The current face restoration algorithm has been developed rapidly, and the face restoration technology has been widely used in photo restoration and cultural relic restoration. Based on the full research and analysis of the current mainstream face restoration algorithms, this paper proposes a face restoration technology based on generative confrontation network and neural style transfer. The lightweight model MobileNet-V1 is selected as the model framework of this design. Real-time performance and accuracy can be better balanced. Adding variational sampling to the generator brings more relevant information to the model, making the repaired image more detailed. Adding SptCat between encoding and decoding allows the model to reduce the cost of searching for similar blocks to a certain extent, making training faster and more stable.

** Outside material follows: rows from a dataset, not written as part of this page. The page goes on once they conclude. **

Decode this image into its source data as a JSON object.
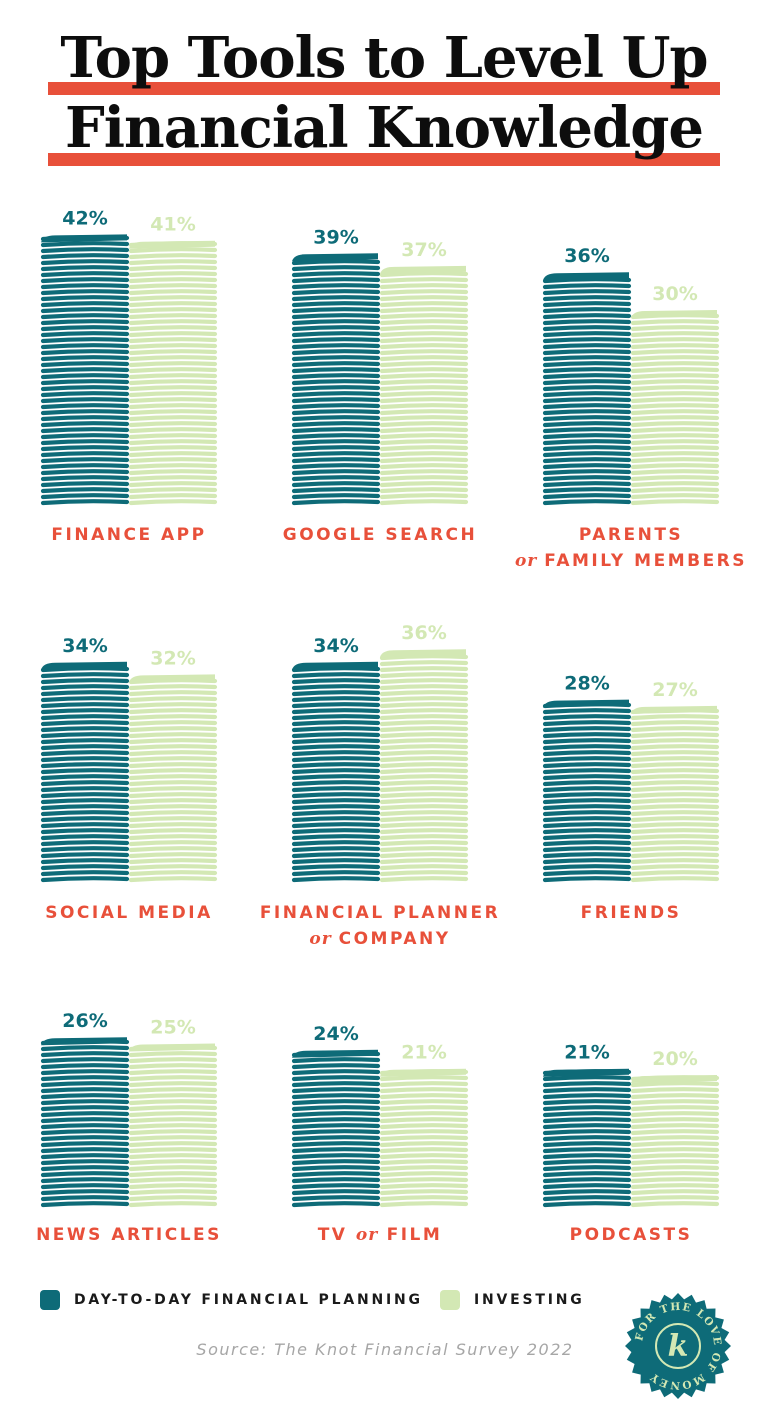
{
  "title": {
    "line1": "Top Tools to Level Up",
    "line2": "Financial Knowledge"
  },
  "colors": {
    "day_to_day": "#0e6b78",
    "investing": "#d3e8b4",
    "accent": "#e8503a",
    "title": "#0d0d0d"
  },
  "chart_data": {
    "type": "bar",
    "categories": [
      {
        "name": "FINANCE APP",
        "line1": "FINANCE APP"
      },
      {
        "name": "GOOGLE SEARCH",
        "line1": "GOOGLE SEARCH"
      },
      {
        "name": "PARENTS or FAMILY MEMBERS",
        "line1": "PARENTS",
        "conj": "or",
        "line2": "FAMILY MEMBERS"
      },
      {
        "name": "SOCIAL MEDIA",
        "line1": "SOCIAL MEDIA"
      },
      {
        "name": "FINANCIAL PLANNER or COMPANY",
        "line1": "FINANCIAL PLANNER",
        "conj": "or",
        "line2": "COMPANY"
      },
      {
        "name": "FRIENDS",
        "line1": "FRIENDS"
      },
      {
        "name": "NEWS ARTICLES",
        "line1": "NEWS ARTICLES"
      },
      {
        "name": "TV or FILM",
        "pre": "TV",
        "conj": "or",
        "post": "FILM"
      },
      {
        "name": "PODCASTS",
        "line1": "PODCASTS"
      }
    ],
    "series": [
      {
        "name": "DAY-TO-DAY FINANCIAL PLANNING",
        "values": [
          42,
          39,
          36,
          34,
          34,
          28,
          26,
          24,
          21
        ]
      },
      {
        "name": "INVESTING",
        "values": [
          41,
          37,
          30,
          32,
          36,
          27,
          25,
          21,
          20
        ]
      }
    ],
    "value_suffix": "%",
    "legend_position": "bottom-left"
  },
  "source": "Source: The Knot Financial Survey 2022",
  "badge": {
    "text": "FOR THE LOVE OF MONEY",
    "letter": "k"
  }
}
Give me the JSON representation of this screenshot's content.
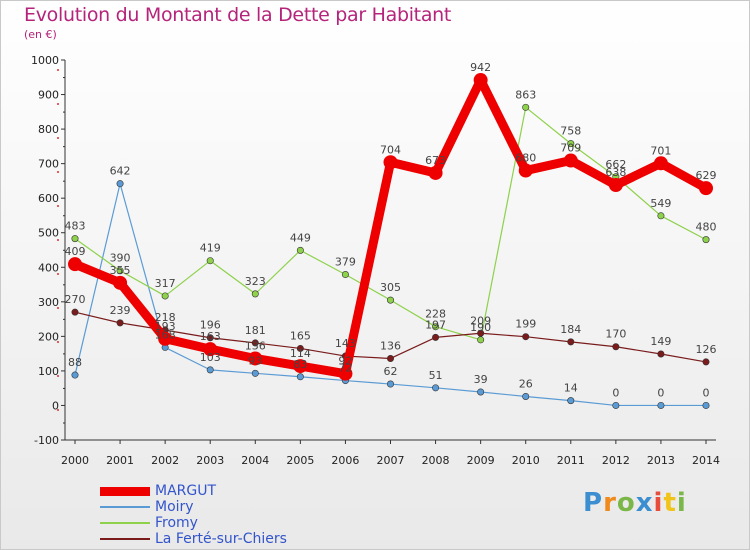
{
  "title": "Evolution du Montant de la Dette par Habitant",
  "subtitle": "(en €)",
  "logo_text": "Proxiti",
  "chart_data": {
    "type": "line",
    "title": "Evolution du Montant de la Dette par Habitant",
    "subtitle": "(en €)",
    "x": [
      2000,
      2001,
      2002,
      2003,
      2004,
      2005,
      2006,
      2007,
      2008,
      2009,
      2010,
      2011,
      2012,
      2013,
      2014
    ],
    "x_tick_labels": [
      "2000",
      "2001",
      "2002",
      "2003",
      "2004",
      "2005",
      "2006",
      "2007",
      "2008",
      "2009",
      "2010",
      "2011",
      "2012",
      "2013",
      "2014"
    ],
    "ylim": [
      -100,
      1000
    ],
    "y_ticks": [
      -100,
      0,
      100,
      200,
      300,
      400,
      500,
      600,
      700,
      800,
      900,
      1000
    ],
    "y_tick_labels": [
      "-100",
      "0",
      "100",
      "200",
      "300",
      "400",
      "500",
      "600",
      "700",
      "800",
      "900",
      "1000"
    ],
    "grid": false,
    "legend_position": "bottom-left",
    "series": [
      {
        "name": "MARGUT",
        "color": "#ee0000",
        "values": [
          409,
          355,
          193,
          163,
          136,
          114,
          92,
          704,
          673,
          942,
          680,
          709,
          638,
          701,
          629
        ],
        "labels": [
          "409",
          "355",
          "193",
          "163",
          "136",
          "114",
          "92",
          "704",
          "673",
          "942",
          "680",
          "709",
          "638",
          "701",
          "629"
        ]
      },
      {
        "name": "Moiry",
        "color": "#5b9bd5",
        "values": [
          88,
          642,
          168,
          103,
          93,
          83,
          72,
          62,
          51,
          39,
          26,
          14,
          0,
          0,
          0
        ],
        "labels": [
          "88",
          "642",
          "168",
          "103",
          "93",
          "83",
          "72",
          "62",
          "51",
          "39",
          "26",
          "14",
          "0",
          "0",
          "0"
        ]
      },
      {
        "name": "Fromy",
        "color": "#8ed14b",
        "values": [
          483,
          390,
          317,
          419,
          323,
          449,
          379,
          305,
          228,
          190,
          863,
          758,
          662,
          549,
          480
        ],
        "labels": [
          "483",
          "390",
          "317",
          "419",
          "323",
          "449",
          "379",
          "305",
          "228",
          "190",
          "863",
          "758",
          "662",
          "549",
          "480"
        ]
      },
      {
        "name": "La Ferté-sur-Chiers",
        "color": "#7a1c1c",
        "values": [
          270,
          239,
          218,
          196,
          181,
          165,
          143,
          136,
          197,
          209,
          199,
          184,
          170,
          149,
          126
        ],
        "labels": [
          "270",
          "239",
          "218",
          "196",
          "181",
          "165",
          "143",
          "136",
          "197",
          "209",
          "199",
          "184",
          "170",
          "149",
          "126"
        ]
      }
    ]
  }
}
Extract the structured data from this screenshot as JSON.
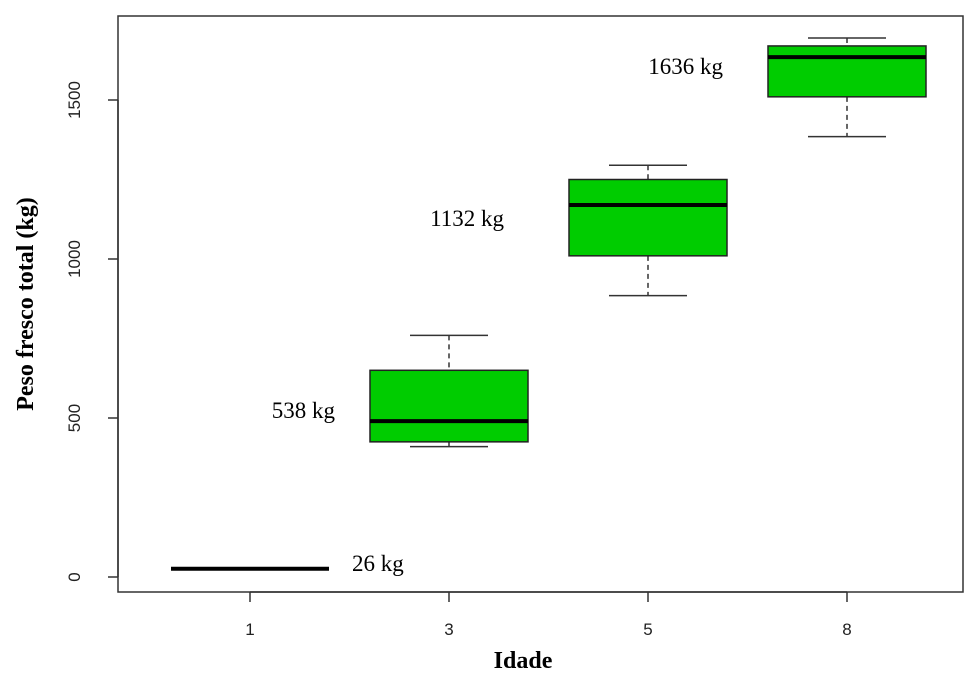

Adding the style loss of neural style transfer to the training makes the picture after face restoration have integrity and continuity, which improves the accuracy of face restoration to a certain extent.

4. Conclusion

Texture fusion is the process of applying the style of one style image to another content image. It is an artistic creation and image editing technology. In recent years, the rapid development of deep learning has injected new power into the field of computer vision, and a large number of image style transfer algorithms based on deep learning have been proposed. From the perspective of reducing model parameters and improving operating efficiency, this paper proposes a lightweight image style transfer algorithm that introduces an attention mechanism. Use a lightweight convolutional neural network as the main body network for style transfer and introduce a lightweight attention mechanism into the main body network. Compared with the original network, the amount of parameters of the attention mechanism is very small, and there is almost no additional burden. In this case, the performance of the lightweight network can be improved. In addition, the idea of residual network is used to add remaining connections to the lightweight network to enhance the recognition ability of the network. Experiments show that the lightweight style transfer algorithm proposed in this chapter guarantees the quality of stylized images. The network model has fewer parameters and smaller size and is easy to apply on mobile devices. In the future, the prominent area of the image will enhance the visual effect of the style image.

Data Availability

The data used to support the findings of this study are available from the corresponding author upon request.

Conflicts of Interest

The authors declare that there are conflicts of interest.

Acknowledgments

This work of this article was supported by XiaMen Institute of Technology, School of Arts & Communication.